The analogy given in the video suggests that reality is a superposition of particles in all possible positions contained in their wave functions, which seems incompatible with the two interpretations that I listed (and any others that I am familiar with).
Does this analogy correspond to a particular interpretation of quantum mechanics? Where is my understanding flawed?
 A: What you have to bear in mind is that a superposition just means that the wave function can be expressed as a mathematical sum over a set of component functions. You can, for example, represent a localised wave packet as a sum over a set of plane waves, and you can represent a plane wave as a sum over some other set of functions and so on.

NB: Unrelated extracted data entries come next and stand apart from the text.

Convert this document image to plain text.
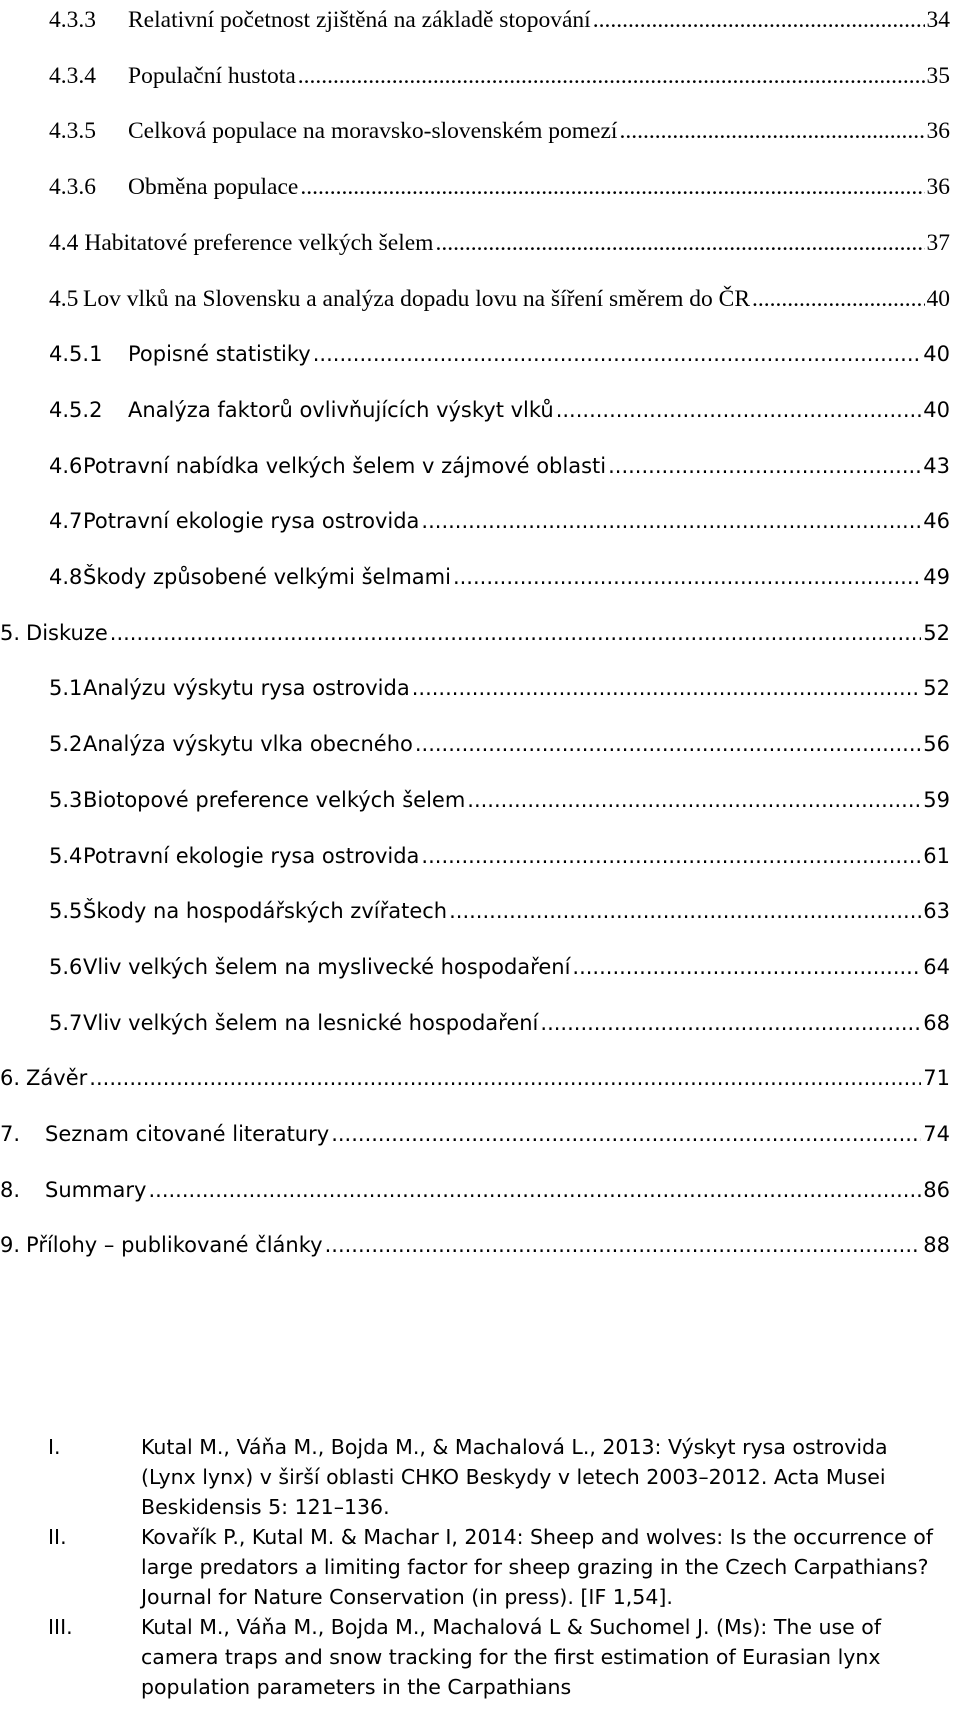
4.3.3	Relativní početnost zjištěná na základě stopování .....	34
4.3.4	Populační hustota .....	35
4.3.5	Celková populace na moravsko-slovenském pomezí .....	36
4.3.6	Obměna populace .....	36
4.4 Habitatové preference velkých šelem .....	37
4.5 Lov vlků na Slovensku a analýza dopadu lovu na šíření směrem do ČR .....	40
4.5.1	Popisné statistiky .....	40
4.5.2	Analýza faktorů ovlivňujících výskyt vlků .....	40
4.6 Potravní nabídka velkých šelem v zájmové oblasti .....	43
4.7 Potravní ekologie rysa ostrovida .....	46
4.8 Škody způsobené velkými šelmami .....	49
5. Diskuze .....	52
5.1 Analýzu výskytu rysa ostrovida .....	52
5.2 Analýza výskytu vlka obecného .....	56
5.3 Biotopové preference velkých šelem .....	59
5.4 Potravní ekologie rysa ostrovida .....	61
5.5 Škody na hospodářských zvířatech .....	63
5.6 Vliv velkých šelem na myslivecké hospodaření .....	64
5.7 Vliv velkých šelem na lesnické hospodaření .....	68
6. Závěr .....	71
7.	Seznam citované literatury .....	74
8.	Summary .....	86
9. Přílohy – publikované články .....	88
I.	Kutal M., Váňa M., Bojda M., & Machalová L., 2013: Výskyt rysa ostrovida (Lynx lynx) v širší oblasti CHKO Beskydy v letech 2003–2012. Acta Musei Beskidensis 5: 121–136.
II.	Kovařík P., Kutal M. & Machar I, 2014: Sheep and wolves: Is the occurrence of large predators a limiting factor for sheep grazing in the Czech Carpathians? Journal for Nature Conservation (in press). [IF 1,54].
III.	Kutal M., Váňa M., Bojda M., Machalová L & Suchomel J. (Ms): The use of camera traps and snow tracking for the first estimation of Eurasian lynx population parameters in the Carpathians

In a more mathematical sense, the eigenfunctions of a given operator in quantum mechanics form a basis set that can be used to represent other functions. What that means is that if you have two operators that don't have a common set of eigenfunctions (technically they are said to 'not commute'), you can always represent any of the eigenfunctions of one operator as an expansion over the eigenfunctions of another.
In the Copenhagen interpretation, if you have a particle whose state is one of the eigenfunctions of an observable operator A, and you then make a measurement of a non-commuting observable property B, then the particle's wave function will change from being an eigenfunction of A to being one of the eigenfunctions of B.  The original eigenfunction of A was a superposition of the eigenfunctions of B, one of which was singled out by the interaction between the particle and the measuring device. The MWI, by contrast, says that rather than a single eigenfunction of B being singled out, the wavefunction branches, with each branch being one of the possible eigenfunctions of B. In either interpretation, the post-measurement wavefunction- one of the eigenstates of B- is still a superposition of the Eigenstates of A.
So in a sense, the wave function is always in a superposition of one set of functions or another.
A: What the video analogy misses is that amplitudes are complex numbers, and that the quantum state is in no conceivable way similar to a classical physical object. To recover a classical physical quantity, one must use the Born rule - and there is nothing analog to the Born rule in the guitar string metaphor.
For example, in a double-slit experiment, there is no classical physical object corresponding to the superposition of two different paths, none that can be observed, and even none that can be imagined. I fail to see how the string analogy is relevant in that case - there is no "string" at all to be seen.